К столу комиссии стал пробираться Олосенька.
— Я — в дортуары! — спускаясь по лестнице, устланной ковром, сказал Кошанский Галичу.
— А я — вниз, Николай Федорович! — ответил ему Галич. — Какой успех! — бормотал он, глядя себе под ноги и аккуратно ставя ноги на ступеньки. — Какой успех! Это ваша заслуга, Николай Федорович! Теория языка отечественного.
— Вы преувеличиваете. Это вы смогли заставить лентяя Пушкина написать «Воспоминания в Царском Селе». Ваша заслуга!
Обменявшись любезностями и весьма довольные собой и друг другом, они разошлись в разные стороны искать юного поэта.
А воспитанник Пушкин, раздетый, в одном мундирчике, выбежал на улицу и под горящим на Садовой фонарем бухнулся на колени в сугроб, бросая горстями себе на голову и в раскрасневшееся от волнения лицо рыхлый снег.
Потом оглянулся на здание Лицея, в котором светились все окна Большого зала, и заметил, что от подъезда к нему бежит кто-то из воспитанников, тоже, как и он, раздетый.

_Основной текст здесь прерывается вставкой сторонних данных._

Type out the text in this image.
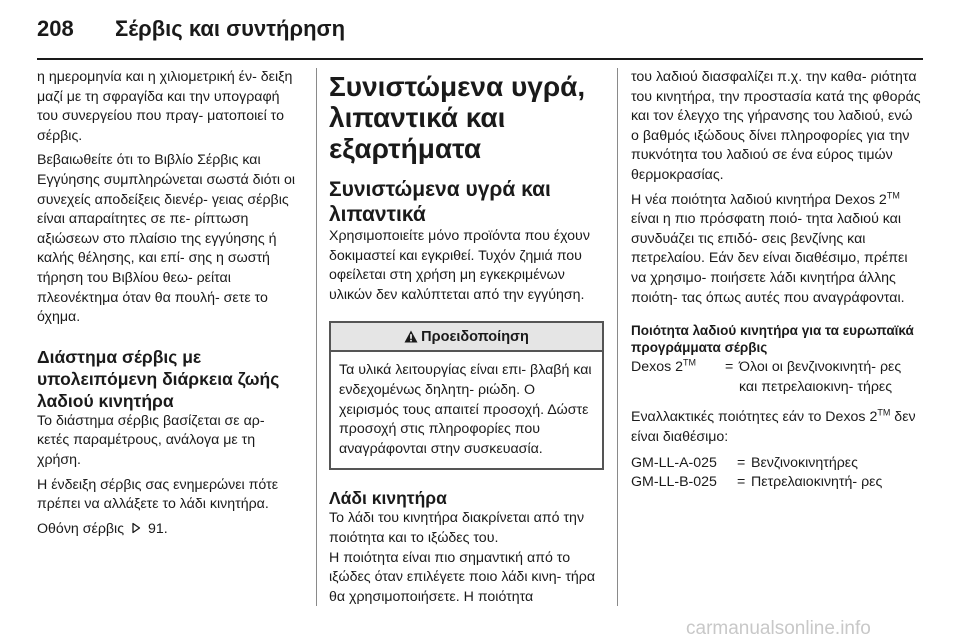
208 Σέρβις και συντήρηση

η ημερομηνία και η χιλιομετρική έν- δειξη μαζί με τη σφραγίδα και την υπογραφή του συνεργείου που πραγ- ματοποιεί το σέρβις.

Βεβαιωθείτε ότι το Βιβλίο Σέρβις και Εγγύησης συμπληρώνεται σωστά διότι οι συνεχείς αποδείξεις διενέρ- γειας σέρβις είναι απαραίτητες σε πε- ρίπτωση αξιώσεων στο πλαίσιο της εγγύησης ή καλής θέλησης, και επί- σης η σωστή τήρηση του Βιβλίου θεω- ρείται πλεονέκτημα όταν θα πουλή- σετε το όχημα.

Διάστημα σέρβις με υπολειπόμενη διάρκεια ζωής λαδιού κινητήρα

Το διάστημα σέρβις βασίζεται σε αρ- κετές παραμέτρους, ανάλογα με τη χρήση.

Η ένδειξη σέρβις σας ενημερώνει πότε πρέπει να αλλάξετε το λάδι κινητήρα.

Οθόνη σέρβις 91.

Συνιστώμενα υγρά, λιπαντικά και εξαρτήματα
Συνιστώμενα υγρά και λιπαντικά

Χρησιμοποιείτε μόνο προϊόντα που έχουν δοκιμαστεί και εγκριθεί. Τυχόν ζημιά που οφείλεται στη χρήση μη εγκεκριμένων υλικών δεν καλύπτεται από την εγγύηση.

Προειδοποίηση

Τα υλικά λειτουργίας είναι επι- βλαβή και ενδεχομένως δηλητη- ριώδη. Ο χειρισμός τους απαιτεί προσοχή. Δώστε προσοχή στις πληροφορίες που αναγράφονται στην συσκευασία.

Λάδι κινητήρα

Το λάδι του κινητήρα διακρίνεται από την ποιότητα και το ιξώδες του.

Η ποιότητα είναι πιο σημαντική από το ιξώδες όταν επιλέγετε ποιο λάδι κινη- τήρα θα χρησιμοποιήσετε. Η ποιότητα

του λαδιού διασφαλίζει π.χ. την καθα- ριότητα του κινητήρα, την προστασία κατά της φθοράς και τον έλεγχο της γήρανσης του λαδιού, ενώ ο βαθμός ιξώδους δίνει πληροφορίες για την πυκνότητα του λαδιού σε ένα εύρος τιμών θερμοκρασίας.

Η νέα ποιότητα λαδιού κινητήρα Dexos 2™ είναι η πιο πρόσφατη ποιό- τητα λαδιού και συνδυάζει τις επιδό- σεις βενζίνης και πετρελαίου. Εάν δεν είναι διαθέσιμο, πρέπει να χρησιμο- ποιήσετε λάδι κινητήρα άλλης ποιότη- τας όπως αυτές που αναγράφονται.

Ποιότητα λαδιού κινητήρα για τα ευρωπαϊκά προγράμματα σέρβις
Dexos 2™	= Όλοι οι βενζινοκινητή- ρες και πετρελαιοκινη- τήρες

Εναλλακτικές ποιότητες εάν το Dexos 2™ δεν είναι διαθέσιμο:

GM-LL-A-025	= Βενζινοκινητήρες
GM-LL-B-025	= Πετρελαιοκινητή- ρες
carmanualsonline.info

Когда тот подбежал ближе, Пушкин узнал Дельвига.
— Я так… я так… и знал… — запыхавшись от бега, произнес Дельвиг, — что ты здесь, Саша…
— Ну, как там? — стараясь выглядеть спокойным, спросил Пушкин.
— Саша! — бросился Антон ему на шею. — Это счастливые минуты. Сам Державин, я ему сегодня хотел целовать руки, а он благословляет тебя! Стихи такие, что мороз по коже!
— Это верно! — обхватив себя за плечи, согласился Пушкин, который начал уже замерзать. — Мороз по коже — пойдем отсюда. Возьмем по рюмке у Леонтия и раскурим трубку.
— Вечно ты шутишь! — Барон обнял друга, и так, обнявшись, они направились к Лицею.
— Не шучу! — потрепал его Пушкин. — Не шучу, Тосенька!
— Он звал тебя! Он хочет тебя видеть!
— Я не могу!
— А знаешь, что он приговаривал, когда убежали тебя искать?
— Что? — поинтересовался Пушкин.
— Я не умер! Я не умер! Вот так вот сидел, — изобразил Дельвиг Державина, — и приговаривал: я не умер!
Они оба счастливо рассмеялись.
— Ты знаешь — ты гений! — вдруг страшно серьезно сказал барон Дельвиг. — Я понял — ты гений!
— Я знаю, — совершенно спокойно отвечал ему Пушкин.
Дельвиг остановился и посмотрел ему внимательно в глаза, потом сказал:
— Забавно. Ты и вправду знаешь. Разумеется, не можешь не знать!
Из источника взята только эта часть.